Um Pflege­fach­kräfte und Einrich­tun­gen vor recht­li­chen Fallstri­cken zu bewah­ren, bietet das Fortbil­dungs­in­for­ma­ti­ons­sys­tem (FIP) jetzt ein neues E‑Learningmodul zur Garan­ten­stel­lung, mit welchem 4 ICW-Rezer­ti­fi­zie­rungs­punkte erwor­ben werden können, an. Dort werden die wichtigs­ten Aspekte rund um Pflich­ten, Verant­wort­lich­kei­ten und Grenzen des pflege­ri­schen Handelns vermit­telt. Mehr Infor­ma­tio­nen finden Inter­es­sierte direkt auf der FIP-Homepage.

FAQ

Was tun, wenn Pflege­be­dürf­tige das Essen und Trinken verwei­gern?
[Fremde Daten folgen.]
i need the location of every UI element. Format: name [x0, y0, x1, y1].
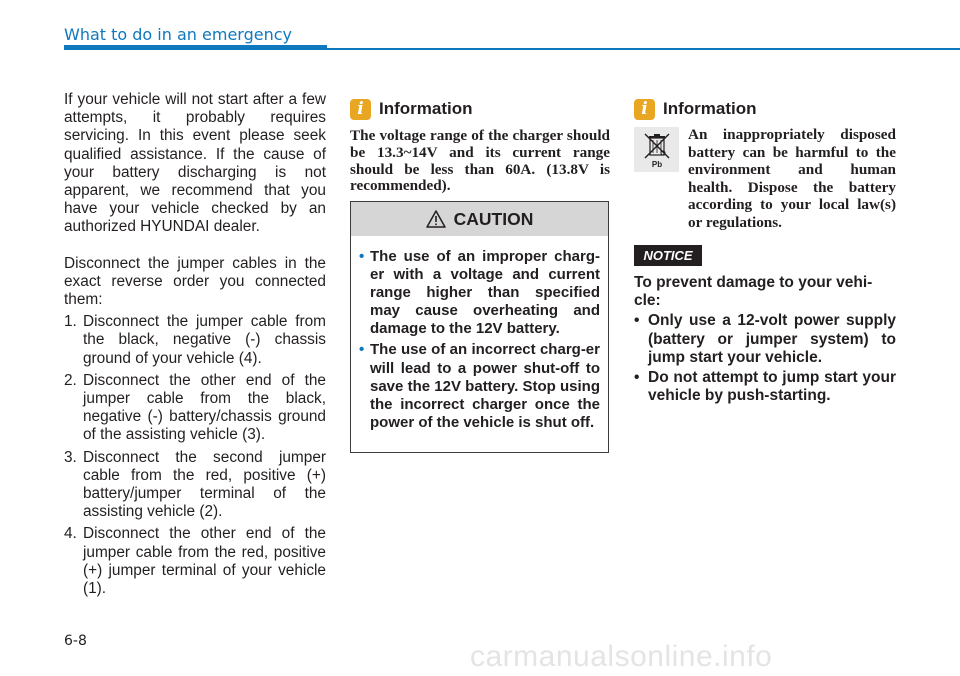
info-icon: i [350, 99, 371, 120]
notice-intro: To prevent damage to your vehi-cle: [634, 274, 873, 310]
crossed-bin-icon [634, 127, 679, 172]
warning-triangle-icon [426, 210, 446, 228]
caution-list [351, 236, 608, 432]
info-heading [634, 98, 896, 120]
caution-title: CAUTION [453, 208, 534, 229]
notice-item-text: Only use a 12-volt power supply (battery or jumper system) to jump start your vehicle. [648, 312, 896, 366]
header-accent-bar [64, 45, 327, 50]
step-text: Disconnect the other end of the jumper cable from the red, positive (+) jumper terminal of your vehicle (1). [83, 525, 326, 598]
watermark: carmanualsonline.info [470, 640, 773, 673]
list-item [64, 313, 326, 368]
paragraph-disconnect: Disconnect the jumper cables in the exact reverse order you connected them: [64, 254, 326, 309]
right-column [634, 98, 896, 120]
step-text: Disconnect the second jumper cable from the red, positive (+) battery/jumper terminal of the assisting vehicle (2). [83, 448, 326, 521]
notice-item-text: Do not attempt to jump start your vehicle by push-starting. [648, 369, 896, 405]
step-number: 3. [64, 448, 77, 466]
step-number: 1. [64, 313, 77, 331]
battery-disposal-info: An inappropriately disposed battery can be harmful to the environment and human health. Dispose the battery according to your local law(s) or regulations. [688, 126, 896, 231]
step-number: 2. [64, 371, 77, 389]
step-number: 4. [64, 525, 77, 543]
charger-voltage-info: The voltage range of the charger should be 13.3~14V and its current range should be less than 60A. (13.8V is recommended). [350, 127, 610, 195]
list-item [359, 341, 600, 431]
step-text: Disconnect the other end of the jumper cable from the black, negative (-) battery/chassis ground of the assisting vehicle (3). [83, 371, 326, 444]
caution-item-text: The use of an incorrect charg-er will lead to a power shut-off to save the 12V battery. Stop using the incorrect charger once the power of the vehicle is shut off. [370, 341, 600, 431]
bullet-icon: • [634, 312, 640, 330]
caution-item-text: The use of an improper charg-er with a voltage and current range higher than specified may cause overheating and damage to the 12V battery. [370, 248, 600, 338]
list-item [634, 312, 896, 367]
bullet-icon: • [634, 369, 640, 387]
bin-label: Pb [651, 159, 662, 169]
bullet-icon: • [359, 248, 365, 265]
caution-header [351, 202, 608, 236]
info-heading [350, 98, 610, 120]
info-title: Information [379, 99, 473, 118]
step-text: Disconnect the jumper cable from the black, negative (-) chassis ground of your vehicle (4). [83, 313, 326, 367]
notice-body [634, 274, 896, 407]
left-column [64, 91, 326, 602]
list-item [64, 372, 326, 445]
list-item [64, 449, 326, 522]
disconnect-steps [64, 313, 326, 598]
notice-list [634, 312, 896, 405]
info-icon: i [634, 99, 655, 120]
list-item [634, 369, 896, 405]
bullet-icon: • [359, 341, 365, 359]
info-title: Information [663, 99, 757, 118]
middle-column [350, 98, 610, 195]
header-rule [327, 48, 960, 50]
page-number: 6-8 [64, 633, 87, 649]
list-item [64, 525, 326, 598]
notice-badge: NOTICE [634, 245, 702, 266]
caution-box [350, 201, 609, 453]
paragraph-not-start: If your vehicle will not start after a few attempts, it probably requires servicing. In this event please seek qualified assistance. If the cause of your battery discharging is not apparent, we recommend that you have your vehicle checked by an authorized HYUNDAI dealer. [64, 91, 326, 236]
section-title: What to do in an emergency [64, 25, 292, 44]
list-item [359, 248, 600, 338]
In der Pflege­pra­xis müssen die Wünsche von Bewoh­nern respek­tiert werden, selbst wenn sie das Essen und Trinken ableh­nen. Entschei­dend ist, dass die Person einwil­li­gungs­fä­hig ist, also die Tragweite ihrer Entschei­dung versteht und über die Folgen der Verwei­ge­rung infor­miert worden sind. Pflegende dürfen keine Zwangs­er­näh­rung durch­füh­ren, da dies eine vorsätz­li­che Körper­ver­let­zung nach § 223 StGB darstel­len würde. Statt­des­sen sollte weiter­hin eine bedarfs­ge­rechte Betreu­ung erfol­gen, etwa durch Angebote von Nahrung und Flüssig­keit sowie eine regel­mä­ßige Mundpflege. Wichtig ist zudem eine lücken­lose Dokumen­ta­tion, um die Entschei­dungs­pro­zesse nachvoll­zieh­bar zu machen.
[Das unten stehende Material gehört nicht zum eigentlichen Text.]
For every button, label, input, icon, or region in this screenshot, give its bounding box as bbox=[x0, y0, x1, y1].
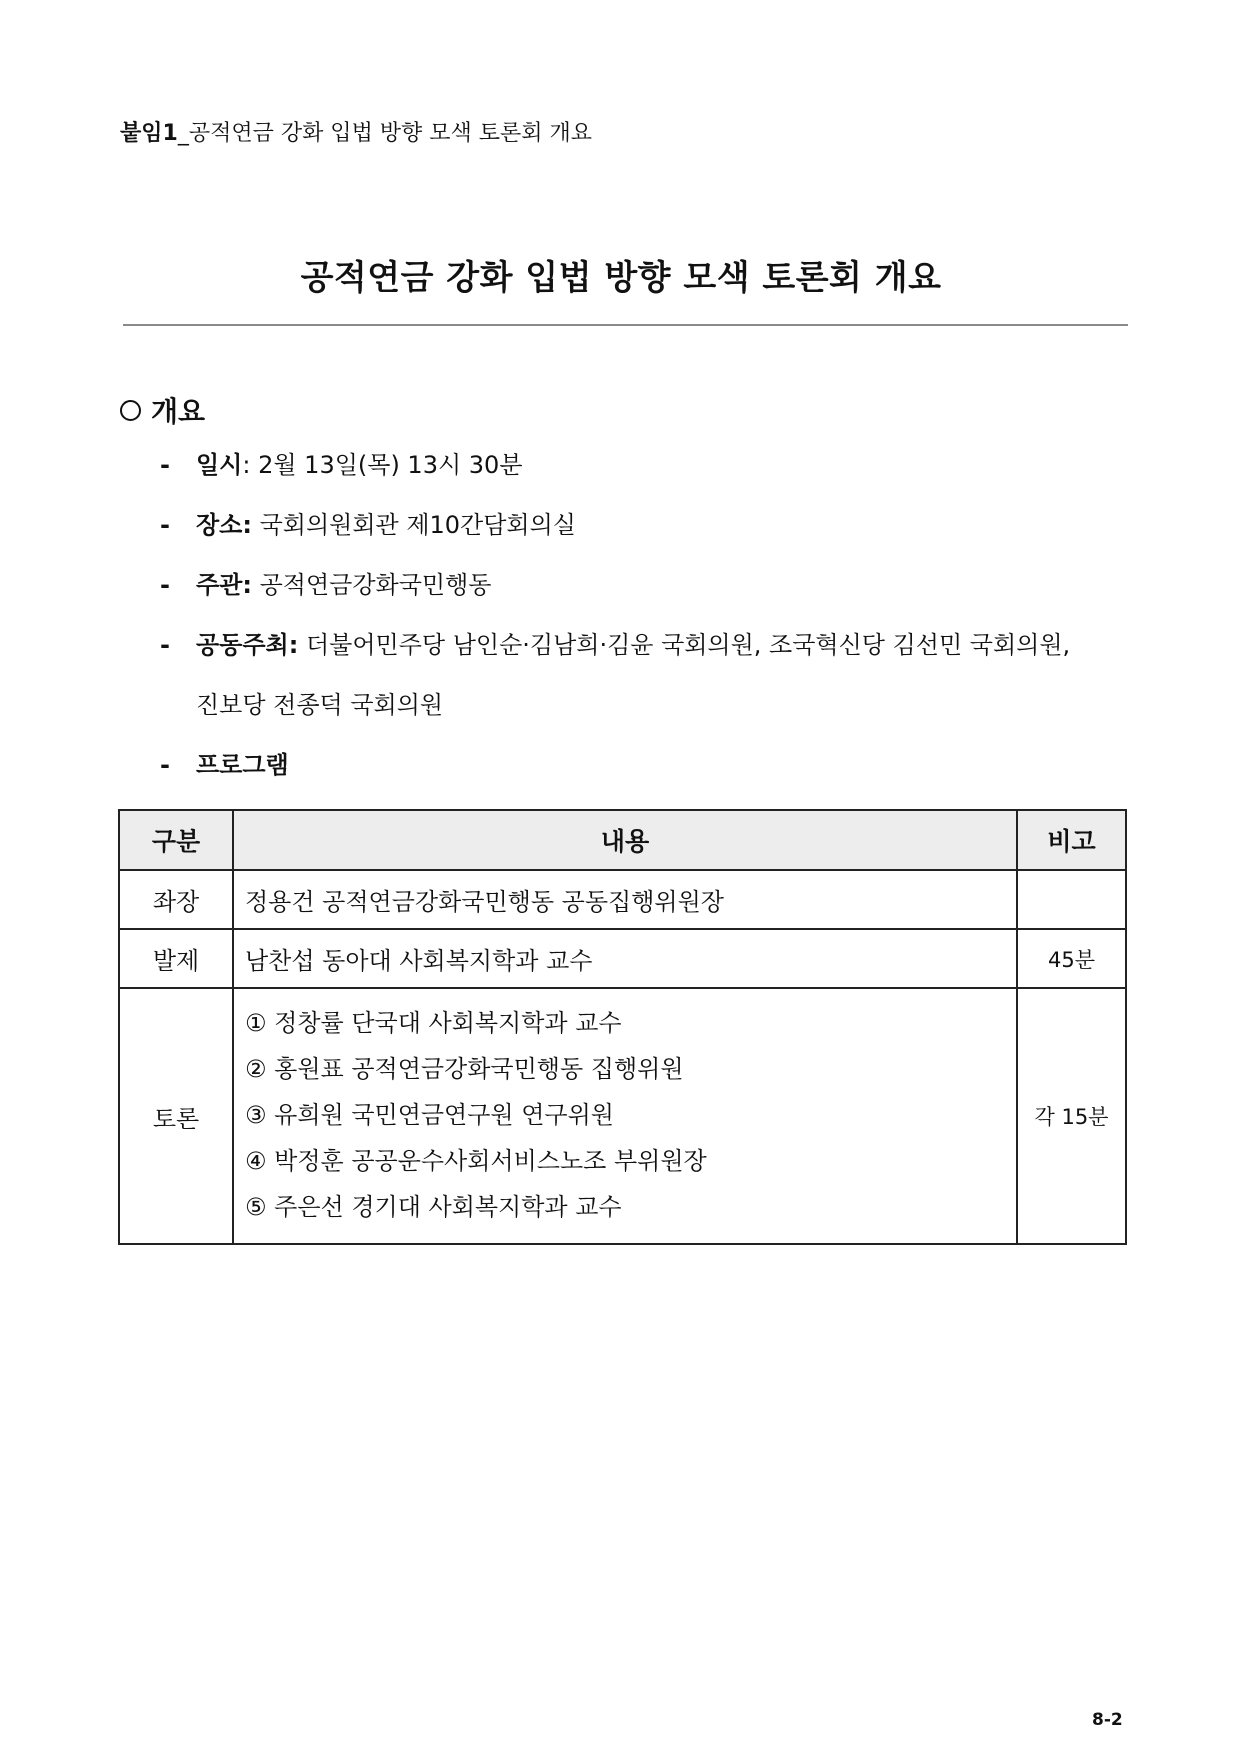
list-item: ⑤ 주은선 경기대 사회복지학과 교수 bbox=[245, 1193, 622, 1221]
bullet-value: 더불어민주당 남인순·김남희·김윤 국회의원, 조국혁신당 김선민 국회의원, bbox=[298, 631, 1071, 659]
dash-icon: - bbox=[160, 751, 170, 779]
table-row bbox=[119, 870, 1126, 929]
header-category: 구분 bbox=[119, 810, 233, 870]
title-divider bbox=[123, 324, 1128, 326]
row-note: 각 15분 bbox=[1017, 988, 1126, 1244]
row-content bbox=[233, 988, 1017, 1244]
row-content: 남찬섭 동아대 사회복지학과 교수 bbox=[233, 929, 1017, 988]
document-title: 공적연금 강화 입법 방향 모색 토론회 개요 bbox=[300, 258, 942, 298]
attachment-label: 붙임1 bbox=[120, 121, 178, 146]
bullet-program bbox=[160, 745, 289, 780]
panelist-list bbox=[245, 990, 1015, 1242]
page-number: 8-2 bbox=[1092, 1710, 1123, 1730]
bullet-co-hosts-continuation: 진보당 전종덕 국회의원 bbox=[196, 691, 444, 719]
bullet-value: 국회의원회관 제10간담회의실 bbox=[251, 511, 576, 539]
bullet-organizer bbox=[160, 565, 491, 600]
row-content: 정용건 공적연금강화국민행동 공동집행위원장 bbox=[233, 870, 1017, 929]
list-item: ① 정창률 단국대 사회복지학과 교수 bbox=[245, 1009, 622, 1037]
list-item: ④ 박정훈 공공운수사회서비스노조 부위원장 bbox=[245, 1147, 707, 1175]
dash-icon: - bbox=[160, 511, 170, 539]
row-category: 발제 bbox=[119, 929, 233, 988]
list-item: ③ 유희원 국민연금연구원 연구위원 bbox=[245, 1101, 614, 1129]
header-note: 비고 bbox=[1017, 810, 1126, 870]
program-table bbox=[118, 809, 1127, 1245]
bullet-venue bbox=[160, 505, 576, 540]
bullet-date bbox=[160, 445, 523, 480]
bullet-value: : 2월 13일(목) 13시 30분 bbox=[242, 451, 523, 479]
row-category: 토론 bbox=[119, 988, 233, 1244]
header-content: 내용 bbox=[233, 810, 1017, 870]
dash-icon: - bbox=[160, 571, 170, 599]
section-heading bbox=[120, 390, 205, 430]
bullet-label: 장소: bbox=[196, 511, 252, 539]
bullet-label: 주관: bbox=[196, 571, 252, 599]
dash-icon: - bbox=[160, 451, 170, 479]
bullet-label: 일시 bbox=[196, 451, 243, 479]
row-category: 좌장 bbox=[119, 870, 233, 929]
attachment-text: _공적연금 강화 입법 방향 모색 토론회 개요 bbox=[177, 121, 593, 146]
bullet-value: 공적연금강화국민행동 bbox=[251, 571, 492, 599]
bullet-co-hosts bbox=[160, 625, 1070, 660]
bullet-label: 프로그램 bbox=[196, 751, 289, 779]
bullet-label: 공동주최: bbox=[196, 631, 299, 659]
table-row bbox=[119, 929, 1126, 988]
attachment-header bbox=[120, 116, 592, 147]
section-heading-text: 개요 bbox=[151, 395, 206, 428]
circle-bullet-icon bbox=[120, 400, 141, 421]
list-item: ② 홍원표 공적연금강화국민행동 집행위원 bbox=[245, 1055, 684, 1083]
dash-icon: - bbox=[160, 631, 170, 659]
row-note: 45분 bbox=[1017, 929, 1126, 988]
table-header-row bbox=[119, 810, 1126, 870]
row-note bbox=[1017, 870, 1126, 929]
table-row bbox=[119, 988, 1126, 1244]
Welche recht­li­chen Konse­quen­zen drohen Pflege­kräf­ten bei einem pflicht­wid­ri­gem Unter­las­sen?

Pflege­kräfte haben eine sogenannte Garan­ten­stel­lung , was bedeu­tet, dass sie für das Wohl der ihnen anver­trau­ten Perso­nen Verant­wor­tung tragen. Bei einem pflicht­wid­ri­gen Unter­las­sene richtet sich die Bestra­fung nicht nach dem Straf­rah­men der Unter­las­se­nen Hilfe­leis­tung gemäß § 323c StGB sondern nach dem Straf­rah­men der sogenann­ten „Unech­ten Unter­las­sungs­de­lik­ten“ (§ 13 StGB). Die nicht handelnde Pflege­fach­per­son wird mithin so bestraft als hätte sie die Tat aktiv began­gen, was gegen­über dem § 323c StGB zu einer signi­fi­kan­ten Straf­schär­fung führen kann.

Wer haftet, wenn ein Bewoh­ner durch Nahrungs­ver­wei­ge­rung verstirbt?

Sofern die pflege­be­dürf­tige Person selbst­be­stimmt entschie­den hat, keine Nahrung oder Flüssig­keit mehr aufzu­neh­men, trifft die Pflege­kräfte keine Haftung, wenn die pflege­be­dürf­tige Person über die Risiken der Verwei­ge­rung aufge­klärt wurde. Eine Straf­bar­keit wegen Totschlags durch Unter­las­sen gemäß § 212 in Verbin­dung mit § 13 StGB wäre nur gegeben, wenn eine pflicht­wid­rige Untätig­keit zum Tod geführt hätte. Dies wäre dann zu bejahen, wenn trotz Essens­wunsch der betrof­fe­nen Person kein und nur unzurei­chend Essen gereicht wird.